When he “disappeared”, Jorge Rosal was married and had a daughter. His wife was expecting their second child. It is believed he had no political or religious affiliations. Despite reported sightings of him in detention after his kidnapping, the Guatemalan authorities denied all knowledge of what had happened.

According to Amnesty International, Jorge’s family took his case to the Inter-American Commission on Human Rights. In 2000, the Guatemalan government issued a statement acknowledging its institutional responsibility in Jorge Rosal’s case and others. In 2004, a settlement was reached between the state and Jorge Rosal’s family.

The rights group says in the past two decades, hundreds of thousands of people have become victims of enforced disappearances around the world. Their family members and friends are still left without any knowledge of their fate.

The Day of the Disappeared was started in 1983 by the Latin American non-governmental organisation FEDEFAM (Federación Latinoamericana de Asociaciones de Familiares de Detenidos-Desaparecidos) at a time when disappearances arose from authoritarian governance by military rulers.

But, as human rights researchers point out, enforced disappearances are taking place in all parts of the world.

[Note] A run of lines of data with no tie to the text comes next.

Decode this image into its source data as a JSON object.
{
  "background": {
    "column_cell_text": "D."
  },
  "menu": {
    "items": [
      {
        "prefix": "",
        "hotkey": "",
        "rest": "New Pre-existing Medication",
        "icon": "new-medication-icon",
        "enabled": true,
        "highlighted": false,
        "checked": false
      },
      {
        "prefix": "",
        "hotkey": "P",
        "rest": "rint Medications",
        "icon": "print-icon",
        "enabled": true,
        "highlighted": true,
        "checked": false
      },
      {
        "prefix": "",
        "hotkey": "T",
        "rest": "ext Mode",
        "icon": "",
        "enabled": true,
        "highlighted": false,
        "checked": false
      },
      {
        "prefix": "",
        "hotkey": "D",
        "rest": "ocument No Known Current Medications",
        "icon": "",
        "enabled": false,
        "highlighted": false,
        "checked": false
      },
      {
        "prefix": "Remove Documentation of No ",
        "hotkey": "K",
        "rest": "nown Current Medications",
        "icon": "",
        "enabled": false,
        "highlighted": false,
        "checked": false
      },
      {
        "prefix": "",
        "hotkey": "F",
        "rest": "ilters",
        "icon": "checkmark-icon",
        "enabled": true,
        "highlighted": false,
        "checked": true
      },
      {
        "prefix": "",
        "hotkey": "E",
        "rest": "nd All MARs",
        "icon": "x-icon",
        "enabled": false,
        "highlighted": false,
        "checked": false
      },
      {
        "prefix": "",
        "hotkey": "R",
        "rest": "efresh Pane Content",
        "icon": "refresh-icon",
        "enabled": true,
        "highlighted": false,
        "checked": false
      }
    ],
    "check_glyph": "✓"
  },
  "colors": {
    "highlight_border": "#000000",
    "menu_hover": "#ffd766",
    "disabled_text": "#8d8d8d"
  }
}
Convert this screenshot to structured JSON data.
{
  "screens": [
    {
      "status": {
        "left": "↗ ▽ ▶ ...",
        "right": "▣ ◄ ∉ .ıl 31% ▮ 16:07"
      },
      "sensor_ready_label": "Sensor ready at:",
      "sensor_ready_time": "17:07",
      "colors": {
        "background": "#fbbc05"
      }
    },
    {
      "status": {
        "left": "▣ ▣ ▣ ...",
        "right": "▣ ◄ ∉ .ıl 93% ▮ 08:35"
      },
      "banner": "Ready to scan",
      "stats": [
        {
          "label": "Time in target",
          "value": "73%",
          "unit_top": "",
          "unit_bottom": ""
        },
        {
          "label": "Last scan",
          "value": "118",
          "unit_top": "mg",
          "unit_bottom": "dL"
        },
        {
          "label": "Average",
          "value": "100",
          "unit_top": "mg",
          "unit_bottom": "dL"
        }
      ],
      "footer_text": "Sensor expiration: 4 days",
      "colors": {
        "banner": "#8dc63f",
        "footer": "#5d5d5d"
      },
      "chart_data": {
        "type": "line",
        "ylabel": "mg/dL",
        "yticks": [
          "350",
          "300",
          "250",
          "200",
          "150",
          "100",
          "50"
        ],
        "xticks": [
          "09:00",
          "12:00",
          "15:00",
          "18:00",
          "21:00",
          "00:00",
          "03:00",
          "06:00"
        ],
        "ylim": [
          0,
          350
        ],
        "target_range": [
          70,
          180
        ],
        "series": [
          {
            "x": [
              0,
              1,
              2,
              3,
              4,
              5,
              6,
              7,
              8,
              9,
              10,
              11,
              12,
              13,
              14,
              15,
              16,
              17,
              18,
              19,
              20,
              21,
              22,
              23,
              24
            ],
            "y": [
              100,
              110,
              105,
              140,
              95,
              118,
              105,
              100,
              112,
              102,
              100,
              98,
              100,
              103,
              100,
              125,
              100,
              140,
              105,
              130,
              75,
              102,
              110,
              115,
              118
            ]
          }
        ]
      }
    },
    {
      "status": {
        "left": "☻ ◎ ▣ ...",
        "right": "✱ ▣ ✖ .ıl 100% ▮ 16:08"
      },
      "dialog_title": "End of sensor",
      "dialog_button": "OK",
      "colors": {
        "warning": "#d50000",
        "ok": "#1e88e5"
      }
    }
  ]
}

In September 2006, U.S. President George W Bush publicly acknowledged that the CIA was running prolonged incommunicado detention in secret locations. This practice has involved governments around the world.

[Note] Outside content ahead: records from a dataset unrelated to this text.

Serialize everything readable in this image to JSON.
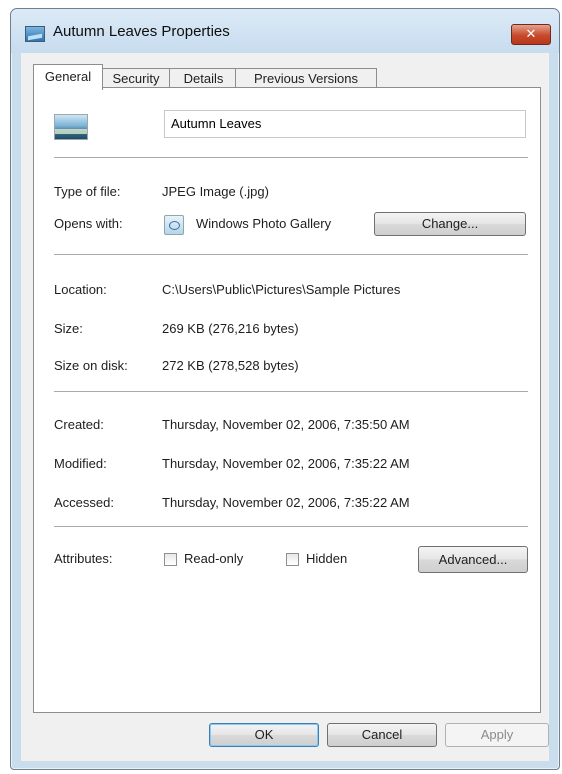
{
  "window": {
    "title": "Autumn Leaves Properties",
    "close_label": "✕"
  },
  "tabs": [
    {
      "label": "General",
      "active": true
    },
    {
      "label": "Security",
      "active": false
    },
    {
      "label": "Details",
      "active": false
    },
    {
      "label": "Previous Versions",
      "active": false
    }
  ],
  "general": {
    "file_name": "Autumn Leaves",
    "type_label": "Type of file:",
    "type_value": "JPEG Image (.jpg)",
    "opens_label": "Opens with:",
    "opens_value": "Windows Photo Gallery",
    "change_button": "Change...",
    "location_label": "Location:",
    "location_value": "C:\\Users\\Public\\Pictures\\Sample Pictures",
    "size_label": "Size:",
    "size_value": "269 KB (276,216 bytes)",
    "size_on_disk_label": "Size on disk:",
    "size_on_disk_value": "272 KB (278,528 bytes)",
    "created_label": "Created:",
    "created_value": "Thursday, November 02, 2006, 7:35:50 AM",
    "modified_label": "Modified:",
    "modified_value": "Thursday, November 02, 2006, 7:35:22 AM",
    "accessed_label": "Accessed:",
    "accessed_value": "Thursday, November 02, 2006, 7:35:22 AM",
    "attributes_label": "Attributes:",
    "readonly_label": "Read-only",
    "readonly_checked": false,
    "hidden_label": "Hidden",
    "hidden_checked": false,
    "advanced_button": "Advanced..."
  },
  "footer": {
    "ok": "OK",
    "cancel": "Cancel",
    "apply": "Apply"
  }
}
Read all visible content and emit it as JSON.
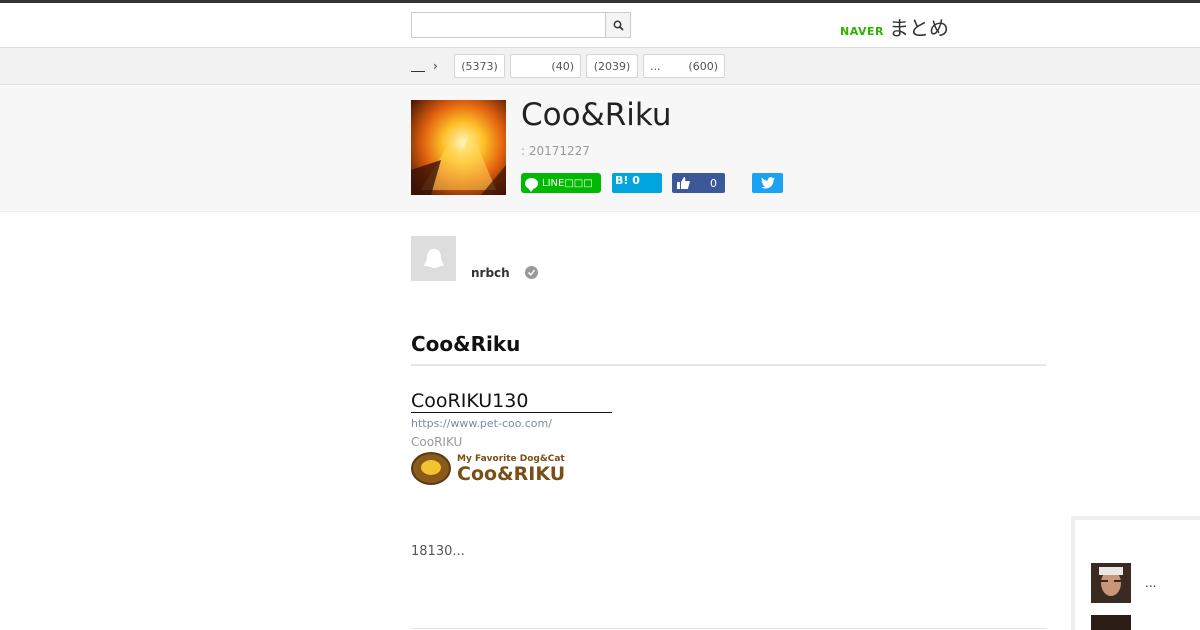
{
  "header": {
    "search_placeholder": "",
    "logo_naver": "NAVER",
    "logo_matome": "まとめ"
  },
  "category_bar": {
    "home_icon": "home-underline-icon",
    "chips": [
      {
        "label": "",
        "count": "(5373)"
      },
      {
        "label": "",
        "count": "(40)"
      },
      {
        "label": "",
        "count": "(2039)"
      },
      {
        "label": "...",
        "count": "(600)"
      }
    ]
  },
  "article": {
    "title": "Coo&Riku",
    "date": ": 20171227",
    "share": {
      "line_label": "LINE□□□",
      "hatena_label": "B! 0",
      "like_count": "0"
    }
  },
  "author": {
    "name": "nrbch"
  },
  "content": {
    "section_heading": "Coo&Riku",
    "link": {
      "title": "CooRIKU130",
      "url": "https://www.pet-coo.com/",
      "site": "CooRIKU"
    },
    "brand": {
      "tagline": "My Favorite Dog&Cat",
      "name": "Coo&RIKU"
    },
    "body_text": "18130..."
  },
  "sidebar": {
    "items": [
      {
        "text": "..."
      },
      {
        "text": ""
      }
    ]
  },
  "colors": {
    "line_green": "#00b900",
    "hatena_blue": "#00a4de",
    "facebook_blue": "#3b5998",
    "twitter_blue": "#1da1f2",
    "naver_green": "#2db400"
  }
}
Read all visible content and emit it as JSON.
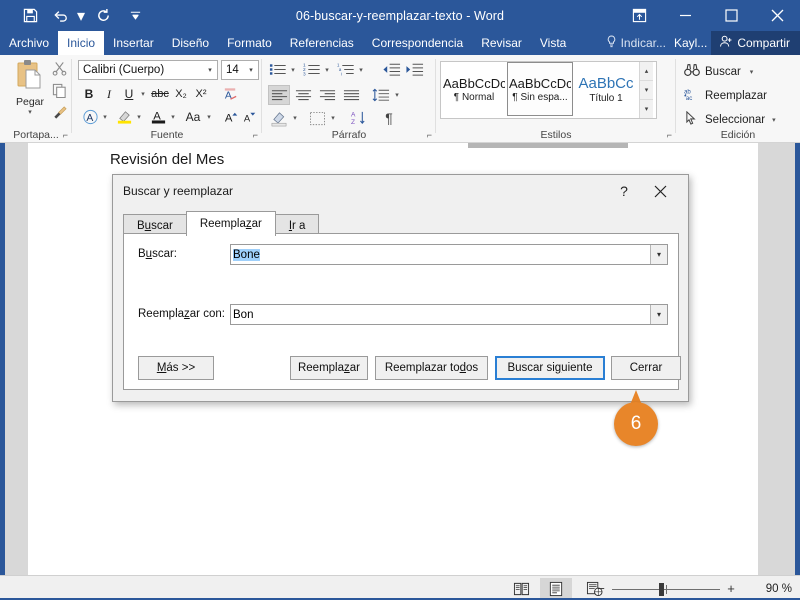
{
  "titlebar": {
    "document_title": "06-buscar-y-reemplazar-texto  -  Word",
    "qat": [
      {
        "name": "save",
        "icon": "save-icon"
      },
      {
        "name": "undo",
        "icon": "undo-icon"
      },
      {
        "name": "redo",
        "icon": "redo-icon"
      },
      {
        "name": "customize",
        "icon": "customize-qat-icon"
      }
    ],
    "window_buttons": [
      {
        "name": "ribbon-display-options",
        "icon": "ribbon-options-icon"
      },
      {
        "name": "minimize",
        "icon": "minimize-icon"
      },
      {
        "name": "maximize",
        "icon": "maximize-icon"
      },
      {
        "name": "close",
        "icon": "close-icon"
      }
    ]
  },
  "ribbon_tabs": {
    "items": [
      {
        "label": "Archivo"
      },
      {
        "label": "Inicio"
      },
      {
        "label": "Insertar"
      },
      {
        "label": "Diseño"
      },
      {
        "label": "Formato"
      },
      {
        "label": "Referencias"
      },
      {
        "label": "Correspondencia"
      },
      {
        "label": "Revisar"
      },
      {
        "label": "Vista"
      }
    ],
    "active": "Inicio",
    "tell_me": "Indicar...",
    "user": "Kayl...",
    "share": "Compartir"
  },
  "ribbon": {
    "groups": [
      {
        "label": "Portapa..."
      },
      {
        "label": "Fuente"
      },
      {
        "label": "Párrafo"
      },
      {
        "label": "Estilos"
      },
      {
        "label": "Edición"
      }
    ],
    "clipboard": {
      "paste_label": "Pegar"
    },
    "font": {
      "font_name": "Calibri (Cuerpo)",
      "font_size": "14",
      "bold": "B",
      "italic": "I",
      "underline": "U",
      "strikethrough": "abc",
      "subscript": "X₂",
      "superscript": "X²",
      "change_case": "Aa",
      "grow_font": "A",
      "shrink_font": "A",
      "text_effects": "A",
      "highlight": "ab",
      "font_color": "A"
    },
    "styles": {
      "items": [
        {
          "preview": "AaBbCcDc",
          "name": "¶ Normal",
          "selected": false,
          "heading": false
        },
        {
          "preview": "AaBbCcDc",
          "name": "¶ Sin espa...",
          "selected": true,
          "heading": false
        },
        {
          "preview": "AaBbCc",
          "name": "Título 1",
          "selected": false,
          "heading": true
        }
      ]
    },
    "editing": {
      "find": "Buscar",
      "replace": "Reemplazar",
      "select": "Seleccionar"
    }
  },
  "document": {
    "heading": "Revisión del Mes"
  },
  "dialog": {
    "title": "Buscar y reemplazar",
    "help": "?",
    "tabs": [
      {
        "label_pre": "B",
        "label_accel": "u",
        "label_post": "scar",
        "active": false
      },
      {
        "label_pre": "Reempla",
        "label_accel": "z",
        "label_post": "ar",
        "active": true
      },
      {
        "label_pre": "",
        "label_accel": "I",
        "label_post": "r a",
        "active": false
      }
    ],
    "find": {
      "label_pre": "B",
      "label_accel": "u",
      "label_post": "scar:",
      "value": "Bone",
      "selected": true
    },
    "replace": {
      "label_pre": "Reempla",
      "label_accel": "z",
      "label_post": "ar con:",
      "value": "Bon",
      "selected": false
    },
    "buttons": [
      {
        "name": "more",
        "pre": "",
        "accel": "M",
        "post": "ás >>",
        "focused": false
      },
      {
        "name": "replace",
        "pre": "Reempla",
        "accel": "z",
        "post": "ar",
        "focused": false
      },
      {
        "name": "replace-all",
        "pre": "Reemplazar to",
        "accel": "d",
        "post": "os",
        "focused": false
      },
      {
        "name": "find-next",
        "pre": "Buscar si",
        "accel": "g",
        "post": "uiente",
        "focused": true
      },
      {
        "name": "close",
        "pre": "Cerrar",
        "accel": "",
        "post": "",
        "focused": false
      }
    ]
  },
  "callout": {
    "step_number": "6",
    "color": "#e8862a"
  },
  "statusbar": {
    "views": [
      {
        "name": "read-mode",
        "active": false
      },
      {
        "name": "print-layout",
        "active": true
      },
      {
        "name": "web-layout",
        "active": false
      }
    ],
    "zoom_out": "−",
    "zoom_in": "+",
    "zoom_level": "90 %"
  },
  "theme": {
    "brand_blue": "#2b579a",
    "accent_orange": "#e8862a",
    "focus_blue": "#2a7fd4",
    "selection_blue": "#9fd0fb"
  }
}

Those being held in secret locations have no clue about where they are and what is going to happen to them. It is feared that most of them are at risk of torture and death. Bush reauthorised the programme in 2007.

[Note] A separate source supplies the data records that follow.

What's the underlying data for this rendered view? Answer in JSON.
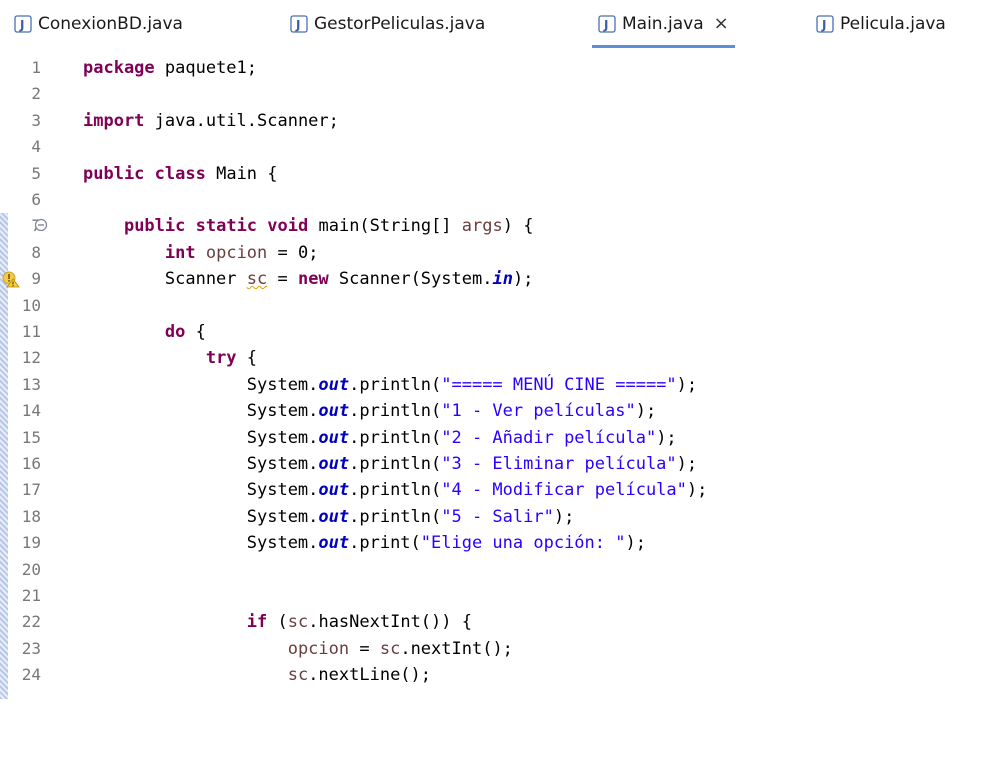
{
  "tabs": [
    {
      "label": "ConexionBD.java",
      "active": false
    },
    {
      "label": "GestorPeliculas.java",
      "active": false
    },
    {
      "label": "Main.java",
      "active": true,
      "close": "×"
    },
    {
      "label": "Pelicula.java",
      "active": false
    }
  ],
  "lines": [
    {
      "n": "1",
      "code": [
        {
          "k": "kw",
          "t": "package"
        },
        {
          "t": " paquete1;"
        }
      ]
    },
    {
      "n": "2",
      "code": []
    },
    {
      "n": "3",
      "code": [
        {
          "k": "kw",
          "t": "import"
        },
        {
          "t": " java.util.Scanner;"
        }
      ]
    },
    {
      "n": "4",
      "code": []
    },
    {
      "n": "5",
      "code": [
        {
          "k": "kw",
          "t": "public"
        },
        {
          "t": " "
        },
        {
          "k": "kw",
          "t": "class"
        },
        {
          "t": " Main {"
        }
      ]
    },
    {
      "n": "6",
      "code": []
    },
    {
      "n": "7",
      "fold": true,
      "code": [
        {
          "t": "    "
        },
        {
          "k": "kw",
          "t": "public"
        },
        {
          "t": " "
        },
        {
          "k": "kw",
          "t": "static"
        },
        {
          "t": " "
        },
        {
          "k": "kw",
          "t": "void"
        },
        {
          "t": " main(String[] "
        },
        {
          "k": "var",
          "t": "args"
        },
        {
          "t": ") {"
        }
      ]
    },
    {
      "n": "8",
      "code": [
        {
          "t": "        "
        },
        {
          "k": "kw",
          "t": "int"
        },
        {
          "t": " "
        },
        {
          "k": "var",
          "t": "opcion"
        },
        {
          "t": " = 0;"
        }
      ]
    },
    {
      "n": "9",
      "warning": true,
      "code": [
        {
          "t": "        Scanner "
        },
        {
          "k": "warnvar",
          "t": "sc"
        },
        {
          "t": " = "
        },
        {
          "k": "kw",
          "t": "new"
        },
        {
          "t": " Scanner(System."
        },
        {
          "k": "fld",
          "t": "in"
        },
        {
          "t": ");"
        }
      ]
    },
    {
      "n": "10",
      "code": []
    },
    {
      "n": "11",
      "code": [
        {
          "t": "        "
        },
        {
          "k": "kw",
          "t": "do"
        },
        {
          "t": " {"
        }
      ]
    },
    {
      "n": "12",
      "code": [
        {
          "t": "            "
        },
        {
          "k": "kw",
          "t": "try"
        },
        {
          "t": " {"
        }
      ]
    },
    {
      "n": "13",
      "code": [
        {
          "t": "                System."
        },
        {
          "k": "fld",
          "t": "out"
        },
        {
          "t": ".println("
        },
        {
          "k": "str",
          "t": "\"===== MENÚ CINE =====\""
        },
        {
          "t": ");"
        }
      ]
    },
    {
      "n": "14",
      "code": [
        {
          "t": "                System."
        },
        {
          "k": "fld",
          "t": "out"
        },
        {
          "t": ".println("
        },
        {
          "k": "str",
          "t": "\"1 - Ver películas\""
        },
        {
          "t": ");"
        }
      ]
    },
    {
      "n": "15",
      "code": [
        {
          "t": "                System."
        },
        {
          "k": "fld",
          "t": "out"
        },
        {
          "t": ".println("
        },
        {
          "k": "str",
          "t": "\"2 - Añadir película\""
        },
        {
          "t": ");"
        }
      ]
    },
    {
      "n": "16",
      "code": [
        {
          "t": "                System."
        },
        {
          "k": "fld",
          "t": "out"
        },
        {
          "t": ".println("
        },
        {
          "k": "str",
          "t": "\"3 - Eliminar película\""
        },
        {
          "t": ");"
        }
      ]
    },
    {
      "n": "17",
      "code": [
        {
          "t": "                System."
        },
        {
          "k": "fld",
          "t": "out"
        },
        {
          "t": ".println("
        },
        {
          "k": "str",
          "t": "\"4 - Modificar película\""
        },
        {
          "t": ");"
        }
      ]
    },
    {
      "n": "18",
      "code": [
        {
          "t": "                System."
        },
        {
          "k": "fld",
          "t": "out"
        },
        {
          "t": ".println("
        },
        {
          "k": "str",
          "t": "\"5 - Salir\""
        },
        {
          "t": ");"
        }
      ]
    },
    {
      "n": "19",
      "code": [
        {
          "t": "                System."
        },
        {
          "k": "fld",
          "t": "out"
        },
        {
          "t": ".print("
        },
        {
          "k": "str",
          "t": "\"Elige una opción: \""
        },
        {
          "t": ");"
        }
      ]
    },
    {
      "n": "20",
      "code": []
    },
    {
      "n": "21",
      "code": []
    },
    {
      "n": "22",
      "code": [
        {
          "t": "                "
        },
        {
          "k": "kw",
          "t": "if"
        },
        {
          "t": " ("
        },
        {
          "k": "var",
          "t": "sc"
        },
        {
          "t": ".hasNextInt()) {"
        }
      ]
    },
    {
      "n": "23",
      "code": [
        {
          "t": "                    "
        },
        {
          "k": "var",
          "t": "opcion"
        },
        {
          "t": " = "
        },
        {
          "k": "var",
          "t": "sc"
        },
        {
          "t": ".nextInt();"
        }
      ]
    },
    {
      "n": "24",
      "code": [
        {
          "t": "                    "
        },
        {
          "k": "var",
          "t": "sc"
        },
        {
          "t": ".nextLine();"
        }
      ]
    }
  ],
  "colors": {
    "keyword": "#7f0055",
    "string": "#2a00ff",
    "field": "#0000c0",
    "local_variable": "#6a3e3e",
    "tab_underline": "#5b8fd6"
  },
  "icons": {
    "tab_file": "java-file-icon",
    "fold": "collapse-icon",
    "warning": "warning-icon"
  }
}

After the Abu Ghraib prison torture scandal in Iraq in February 2004, the Bush administration ordered a number of investigations and reviews of its detention and interrogation practices.

The leaked reports of the probe by Maj. Gen. Antonio Taguba and Maj. Gen. George Fay, among others, documented the existence of so-called “ghost detainees,” who were held in secret and moved around the prisons where they were being held to hide them from visits by Red Cross members.

In scrutinising the Bush policy on secret detentions, the Amnesty International identifies Pakistan as one of the chief collaborators. The rights group says that in that country there are many cases of enforced disappearances linked to the so-called U.S. war on terror.

The group also points to Iraq as another major source of concern regarding the issue of enforced disappearances. The Asian Federation against Involuntary Disappearances (AFAD) says this Saturday, family members of the disappeared will gather in Baghdad to give public testimonies of what occurred to their relatives.

“Aug. 30 is very important for the families of the disappeared,” said Mary Aileen Bacalso, the secretary-general of AFAD. “It is the day wherein the families can collectively honour their memory. It is an insistence of their moral and spiritual presence despite their physical absence.”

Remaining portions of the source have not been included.